Rate limiting: the two-bucket system

Nginx has two rate-limit mechanisms:

• limit_req — request-rate limiting based on a leaky bucket. Caps RPS per key (typically client IP).
• limit_conn — concurrent-connection limiting. Caps how many simultaneous connections per key.

limit_req_zone $binary_remote_addr zone=api:10m rate=10r/s;
limit_conn_zone $binary_remote_addr zone=conn:10m;

server {
  location /api/ {
    limit_req zone=api burst=20 nodelay;
    limit_conn conn 10;
    proxy_pass http://backend/;
  }
}

The trap: $remote_addr behind a CDN like Cloudflare is the CDN's IP, not the client's, so rate limits collapse all users into one. Use $http_cf_connecting_ip (Cloudflare-specific) or set set_real_ip_from and real_ip_header X-Forwarded-For.

Common pitfalls

• Wrong location-match modifier. Test with explicit add_header debugging.
• Trailing slash on proxy_pass URI. Two configs that look the same do different things.
• Trailing slash on alias. Match the location's trailing slash.
• Headers stripped on proxy. Set proxy_set_header Host $host; explicitly.
• HTTPS redirect using rewrite instead of return.
• server_name mismatch with the request Host header sends the request to the default server block. Misconfigured certificates often manifest as "the wrong site is showing up."
• if directive abuse. Nginx's if is famously weird inside location blocks; the official wiki page is titled "If is Evil." Use try_files, map, or error_page directives where possible.
• Forgetting client_max_body_size. Default is 1 MB. File uploads larger than that get a 413 Payload Too Large.
• Default keepalive_timeout of 75s holding too many idle connections under load. Tune to your traffic pattern.
• Reloading config without checking syntax. nginx -t first, always. A bad reload kills the running server.
• Forgetting to nginx -s reload after editing config. The running process keeps the old config in memory.
• access_log off suppressing logs you'll want during incidents. Use a separate log format with reduced verbosity instead of disabling.

Operational hygiene

• Validate every config change with nginx -t before reload.
• Reload (don't restart) after a successful test: nginx -s reload. Reload is graceful.
• Log file format: include $request_time, $upstream_response_time, $status for performance tuning.
• Rotate logs with logrotate and nginx -s reopen (or USR1 signal). Otherwise log files balloon.
• Run nginx behind something else if you need TLS 1.3 0-RTT, advanced HTTP/3, or active health checks — Caddy and HAProxy each do specific things better. For most workloads, nginx is the right default.

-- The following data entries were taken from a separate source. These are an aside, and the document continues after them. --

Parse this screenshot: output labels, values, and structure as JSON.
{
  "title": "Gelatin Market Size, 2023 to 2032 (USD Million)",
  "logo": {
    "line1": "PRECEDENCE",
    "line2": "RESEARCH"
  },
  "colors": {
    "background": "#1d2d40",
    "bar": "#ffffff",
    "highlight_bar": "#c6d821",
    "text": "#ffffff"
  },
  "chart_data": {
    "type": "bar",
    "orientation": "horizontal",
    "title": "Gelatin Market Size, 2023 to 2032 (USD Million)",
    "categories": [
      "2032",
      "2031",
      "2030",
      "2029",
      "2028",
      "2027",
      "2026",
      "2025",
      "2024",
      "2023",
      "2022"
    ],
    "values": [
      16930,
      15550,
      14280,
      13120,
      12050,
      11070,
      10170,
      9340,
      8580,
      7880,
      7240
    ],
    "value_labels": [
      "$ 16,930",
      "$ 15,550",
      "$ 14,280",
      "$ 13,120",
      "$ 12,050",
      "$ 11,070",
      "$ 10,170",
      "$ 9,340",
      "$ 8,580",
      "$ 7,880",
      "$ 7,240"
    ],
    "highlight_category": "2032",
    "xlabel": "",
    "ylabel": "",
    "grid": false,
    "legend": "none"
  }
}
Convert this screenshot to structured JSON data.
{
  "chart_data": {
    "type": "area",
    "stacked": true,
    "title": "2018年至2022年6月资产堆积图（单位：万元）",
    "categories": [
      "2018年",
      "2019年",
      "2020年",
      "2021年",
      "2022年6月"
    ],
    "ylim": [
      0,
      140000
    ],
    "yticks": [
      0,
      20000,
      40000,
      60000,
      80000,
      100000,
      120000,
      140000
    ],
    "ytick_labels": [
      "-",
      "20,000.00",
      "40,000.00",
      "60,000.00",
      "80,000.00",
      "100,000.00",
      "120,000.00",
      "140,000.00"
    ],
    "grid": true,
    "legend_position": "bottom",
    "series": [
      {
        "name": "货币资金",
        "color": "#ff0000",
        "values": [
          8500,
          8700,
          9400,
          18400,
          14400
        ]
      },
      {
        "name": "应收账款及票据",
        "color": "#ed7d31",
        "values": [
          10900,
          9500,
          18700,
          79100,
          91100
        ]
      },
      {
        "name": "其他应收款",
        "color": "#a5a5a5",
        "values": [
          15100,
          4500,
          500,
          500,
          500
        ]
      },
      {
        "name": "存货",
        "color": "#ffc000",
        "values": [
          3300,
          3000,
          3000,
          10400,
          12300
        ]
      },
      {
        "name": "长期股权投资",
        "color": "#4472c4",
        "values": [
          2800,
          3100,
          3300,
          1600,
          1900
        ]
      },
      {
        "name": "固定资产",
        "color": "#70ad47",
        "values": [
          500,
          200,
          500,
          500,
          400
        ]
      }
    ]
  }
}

When to use nginx vs alternatives

• nginx for: TLS termination, reverse proxy, static-file serving, generic HTTP routing. The default choice; stable, fast, well-documented.
• Caddy for: low-config-overhead deployments. Automatic Let's Encrypt, modern HTTP/3 support, simpler config language.
• HAProxy for: TCP-level load balancing, advanced health checks, financial-grade availability. More observability than nginx for L4/L7 LB.
• Envoy for: service-mesh sidecar, gRPC-native routing, dynamic config from a control plane (Istio, Consul Connect).
• Traefik for: containerized environments where the proxy reads service definitions from Docker / Kubernetes labels.

The nginx config language has aged. Modern alternatives like Caddy require half the lines for the same setup. But nginx's installed base is enormous, the documentation is thorough, and the surprising behaviors above are stable surprises — once you know them, they don't shift.

When you write a new nginx config in 2026, the discipline that saves time: pick a generator (the tool on this site, or a known-good template), customize incrementally, and test every change with nginx -t before reload. The footguns aren't going to be fixed; the path forward is just knowing where they are.